NOTE: This article originally published in The Atlanta Journal-Constitution on Jan. 11, 2005.

Fulton County prosecutors and murder defendant Howard Milton Belcher — by his own remarks in court — agree he should get the death penalty.

Belcher, 26, is serving life plus 20 years for a murder in Paulding County. Monday it became Fulton County's turn to try him for murder.

Authorities contend Belcher strangled at least three men in October 2002; he was seen with them at different times at a bar in Midtown.

Fulton County prosecutors served notice Monday that they will seek the death penalty for the Oct. 5, 2002, slaying of Mark Schaller, 40, found strangled in his northeast Atlanta home.

At his Fulton Superior Court arraignment for murder, felony murder, aggravated battery and auto theft Monday, Belcher said he wanted to die.

"I want the death penalty," he told Judge Thelma Wyatt Cummings Moore, when asked if he accepted court-appointed defense lawyers Akil Secret and Bob Citronberg. "I don't really want an attorney," Belcher said.

The judge refused his request and, following court procedures, ordered that another judge be drawn since she already is handling a death penalty case.

District Attorney Paul Howard's spokesman Erik Friedly said a new judge likely would be picked by computer in a few days. "It could well be a ploy, but we don't take it very seriously," Assistant DA David Cooke said of Belcher's remarks.

Authorities contend that Belcher met Schaller and his other victims at the Bulldogs bar in Midtown. They contend he killed at least three men he met there during a period of three weeks.

Belcher is serving life plus 20 years for the murder of Matthew Abney, 43, the assistant manager of a Paulding County Wal-Mart, who he met at Bulldogs. Abney was bound and strangled at his home five days after Schaller's slaying, authorities said.

Belcher is charged in DeKalb County for the murder of Leroy Tyler, 27, found dead at his home on North Indian Creek Drive. Tyler died of "ligature strangulation," DeKalb homicide Detective Tom Stewart said, giving no further details.

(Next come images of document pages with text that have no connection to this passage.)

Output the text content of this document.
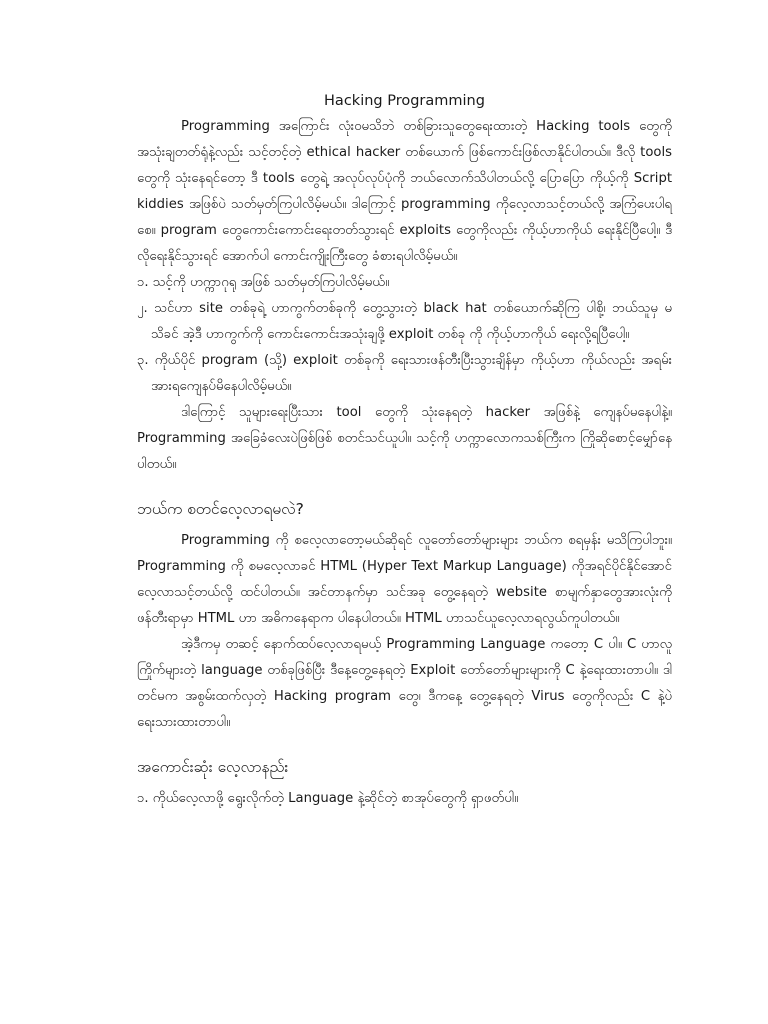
Hacking Programming

Programming အကြောင်း လုံးဝမသိဘဲ တစ်ခြားသူတွေရေးထားတဲ့ Hacking tools တွေကို အသုံးချတတ်ရုံနဲ့လည်း သင့်တင့်တဲ့ ethical hacker တစ်ယောက် ဖြစ်ကောင်းဖြစ်လာနိုင်ပါတယ်။ ဒီလို tools တွေကို သုံးနေရင်တော့ ဒီ tools တွေရဲ့ အလုပ်လုပ်ပုံကို ဘယ်လောက်သိပါတယ်လို့ ပြောပြော ကိုယ့်ကို Script kiddies အဖြစ်ပဲ သတ်မှတ်ကြပါလိမ့်မယ်။ ဒါကြောင့် programming ကိုလေ့လာသင့်တယ်လို့ အကြံပေးပါရစေ။ program တွေကောင်းကောင်းရေးတတ်သွားရင် exploits တွေကိုလည်း ကိုယ့်ဟာကိုယ် ရေးနိုင်ပြီပေါ့။ ဒီလိုရေးနိုင်သွားရင် အောက်ပါ ကောင်းကျိုးကြီးတွေ ခံစားရပါလိမ့်မယ်။

၁. သင့်ကို ဟက္ကာဂုရု အဖြစ် သတ်မှတ်ကြပါလိမ့်မယ်။

၂. သင်ဟာ site တစ်ခုရဲ့ ဟာကွက်တစ်ခုကို တွေ့သွားတဲ့ black hat တစ်ယောက်ဆိုကြ ပါစို့၊ ဘယ်သူမှ မသိခင် အဲ့ဒီ ဟာကွက်ကို ကောင်းကောင်းအသုံးချဖို့ exploit တစ်ခု ကို ကိုယ့်ဟာကိုယ် ရေးလို့ရပြီပေါ့။

၃. ကိုယ်ပိုင် program (သို့) exploit တစ်ခုကို ရေးသားဖန်တီးပြီးသွားချိန်မှာ ကိုယ့်ဟာ ကိုယ်လည်း အရမ်း အားရကျေနပ်မိနေပါလိမ့်မယ်။

ဒါကြောင့် သူများရေးပြီးသား tool တွေကို သုံးနေရတဲ့ hacker အဖြစ်နဲ့ ကျေနပ်မနေပါနဲ့။ Programming အခြေခံလေးပဲဖြစ်ဖြစ် စတင်သင်ယူပါ။ သင့်ကို ဟက္ကာလောကသစ်ကြီးက ကြိုဆိုစောင့်မျှော်နေပါတယ်။

ဘယ်က စတင်လေ့လာရမလဲ?

Programming ကို စလေ့လာတော့မယ်ဆိုရင် လူတော်တော်များများ ဘယ်က စရမှန်း မသိကြပါဘူး။ Programming ကို စမလေ့လာခင် HTML (Hyper Text Markup Language) ကိုအရင်ပိုင်နိုင်အောင် လေ့လာသင့်တယ်လို့ ထင်ပါတယ်။ အင်တာနက်မှာ သင်အခု တွေ့နေရတဲ့ website စာမျက်နှာတွေအားလုံးကို ဖန်တီးရာမှာ HTML ဟာ အဓိကနေရာက ပါနေပါတယ်။ HTML ဟာသင်ယူလေ့လာရလွယ်ကူပါတယ်။

အဲ့ဒီကမှ တဆင့် နောက်ထပ်လေ့လာရမယ့် Programming Language ကတော့ C ပါ။ C ဟာလူကြိုက်များတဲ့ language တစ်ခုဖြစ်ပြီး ဒီနေ့တွေ့နေရတဲ့ Exploit တော်တော်များများကို C နဲ့ရေးထားတာပါ။ ဒါတင်မက အစွမ်းထက်လှတဲ့ Hacking program တွေ၊ ဒီကနေ့ တွေ့နေရတဲ့ Virus တွေကိုလည်း C နဲ့ပဲ ရေးသားထားတာပါ။

အကောင်းဆုံး လေ့လာနည်း

၁. ကိုယ်လေ့လာဖို့ ရွေးလိုက်တဲ့ Language နဲ့ဆိုင်တဲ့ စာအုပ်တွေကို ရှာဖတ်ပါ။
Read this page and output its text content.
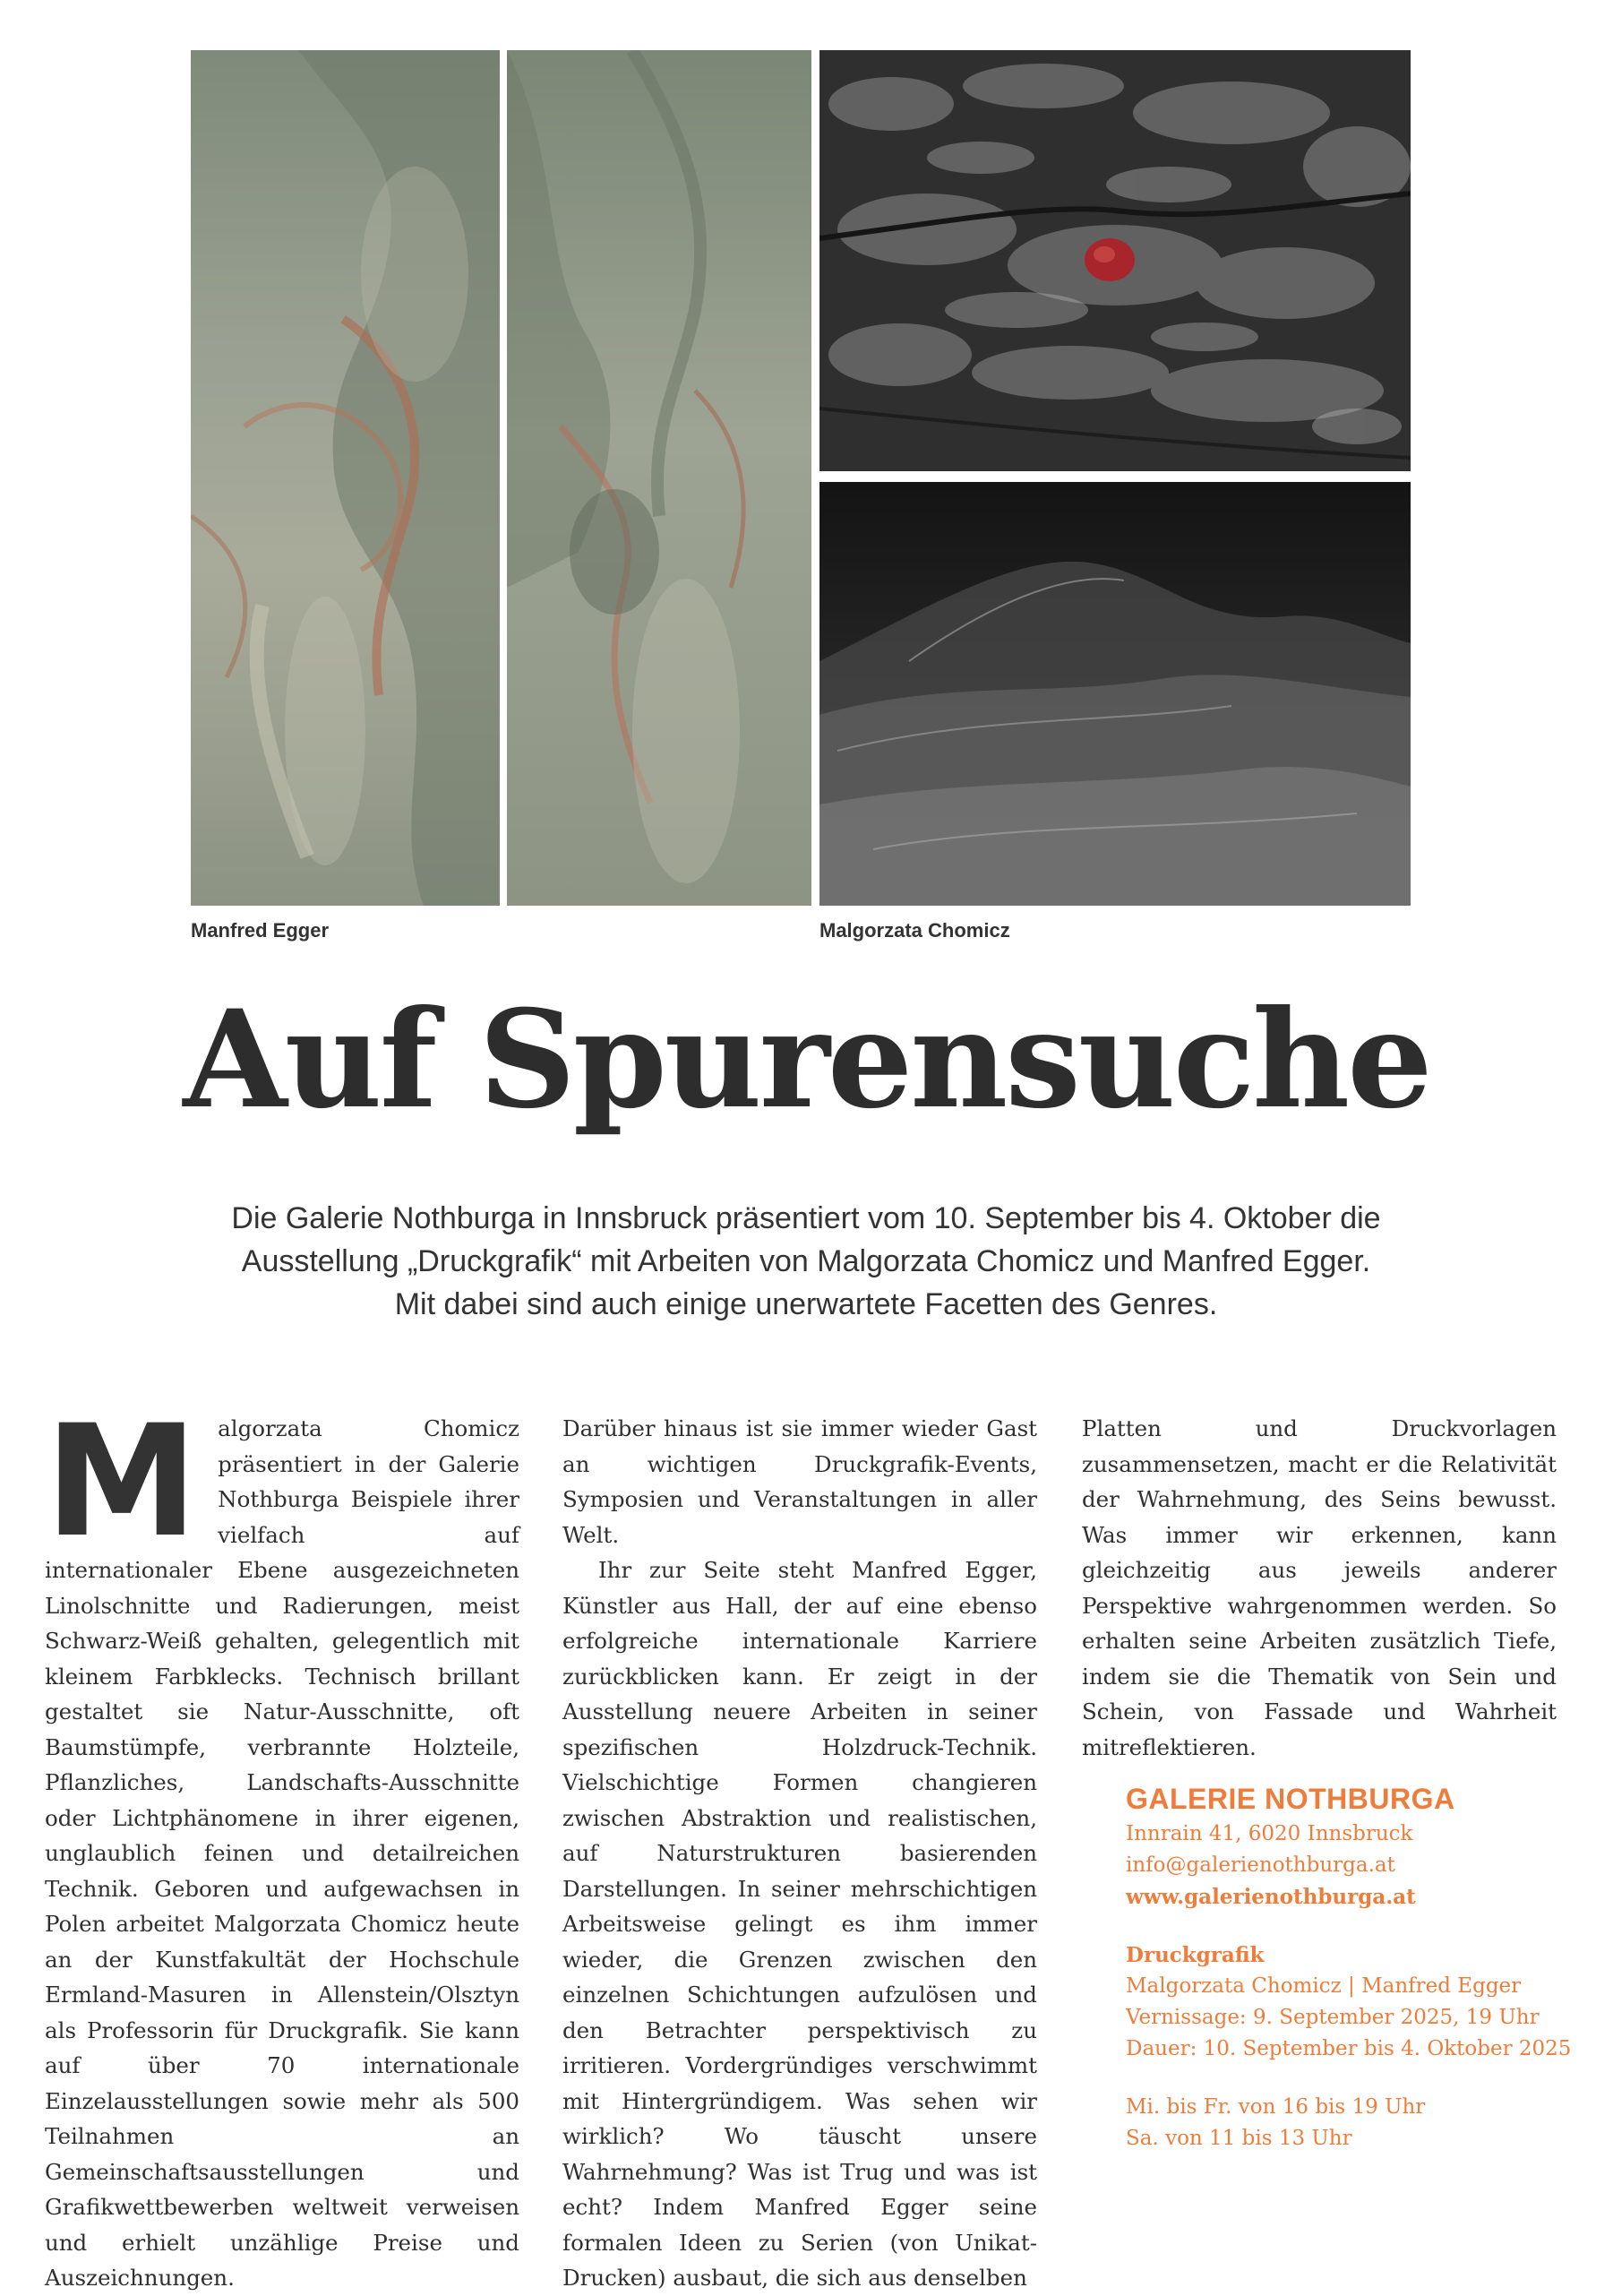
Manfred Egger	Malgorzata Chomicz
Auf Spurensuche
Die Galerie Nothburga in Innsbruck präsentiert vom 10. September bis 4. Oktober die
Ausstellung „Druckgrafik“ mit Arbeiten von Malgorzata Chomicz und Manfred Egger.
Mit dabei sind auch einige unerwartete Facetten des Genres.
M algorzata Chomicz präsentiert in der Galerie Nothburga Beispiele ihrer vielfach auf internationaler Ebene ausgezeichneten Linolschnitte und Radierungen, meist Schwarz-Weiß gehalten, gelegentlich mit kleinem Farbklecks. Technisch brillant gestaltet sie Natur-Ausschnitte, oft Baumstümpfe, verbrannte Holzteile, Pflanzliches, Landschafts-Ausschnitte oder Lichtphänomene in ihrer eigenen, unglaublich feinen und detailreichen Technik. Geboren und aufgewachsen in Polen arbeitet Malgorzata Chomicz heute an der Kunstfakultät der Hochschule Ermland-Masuren in Allenstein/Olsztyn als Professorin für Druckgrafik. Sie kann auf über 70 internationale Einzelausstellungen sowie mehr als 500 Teilnahmen an Gemeinschaftsausstellungen und Grafikwettbewerben weltweit verweisen und erhielt unzählige Preise und Auszeichnungen.

Darüber hinaus ist sie immer wieder Gast an wichtigen Druckgrafik-Events, Symposien und Veranstaltungen in aller Welt.

Ihr zur Seite steht Manfred Egger, Künstler aus Hall, der auf eine ebenso erfolgreiche internationale Karriere zurückblicken kann. Er zeigt in der Ausstellung neuere Arbeiten in seiner spezifischen Holzdruck-Technik. Vielschichtige Formen changieren zwischen Abstraktion und realistischen, auf Naturstrukturen basierenden Darstellungen. In seiner mehrschichtigen Arbeitsweise gelingt es ihm immer wieder, die Grenzen zwischen den einzelnen Schichtungen aufzulösen und den Betrachter perspektivisch zu irritieren. Vordergründiges verschwimmt mit Hintergründigem. Was sehen wir wirklich? Wo täuscht unsere Wahrnehmung? Was ist Trug und was ist echt? Indem Manfred Egger seine formalen Ideen zu Serien (von Unikat-Drucken) ausbaut, die sich aus denselben

Platten und Druckvorlagen zusammensetzen, macht er die Relativität der Wahrnehmung, des Seins bewusst. Was immer wir erkennen, kann gleichzeitig aus jeweils anderer Perspektive wahrgenommen werden. So erhalten seine Arbeiten zusätzlich Tiefe, indem sie die Thematik von Sein und Schein, von Fassade und Wahrheit mitreflektieren.

GALERIE NOTHBURGA
Innrain 41, 6020 Innsbruck
info@galerienothburga.at
www.galerienothburga.at
Druckgrafik
Malgorzata Chomicz | Manfred Egger
Vernissage: 9. September 2025, 19 Uhr
Dauer: 10. September bis 4. Oktober 2025
Mi. bis Fr. von 16 bis 19 Uhr
Sa. von 11 bis 13 Uhr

Belcher was investigated in the death of Artilles McKinney, 35, of Duluth, found dead Oct. 30, 2002, in the bedroom of his Mulberry Way home, according to Duluth police Capt. Mark Hunter. College Park police arrested Belcher driving McKinney's 1994 Lexus, but he was never charged "because the medical examiner can't conclude this was a homicide," Hunter said.

Gwinnett County Medical Examiner's Investigator Ted Bailey said a "definitive" cause of death could not be determined because McKinney's body was "in the early stages of decomposition."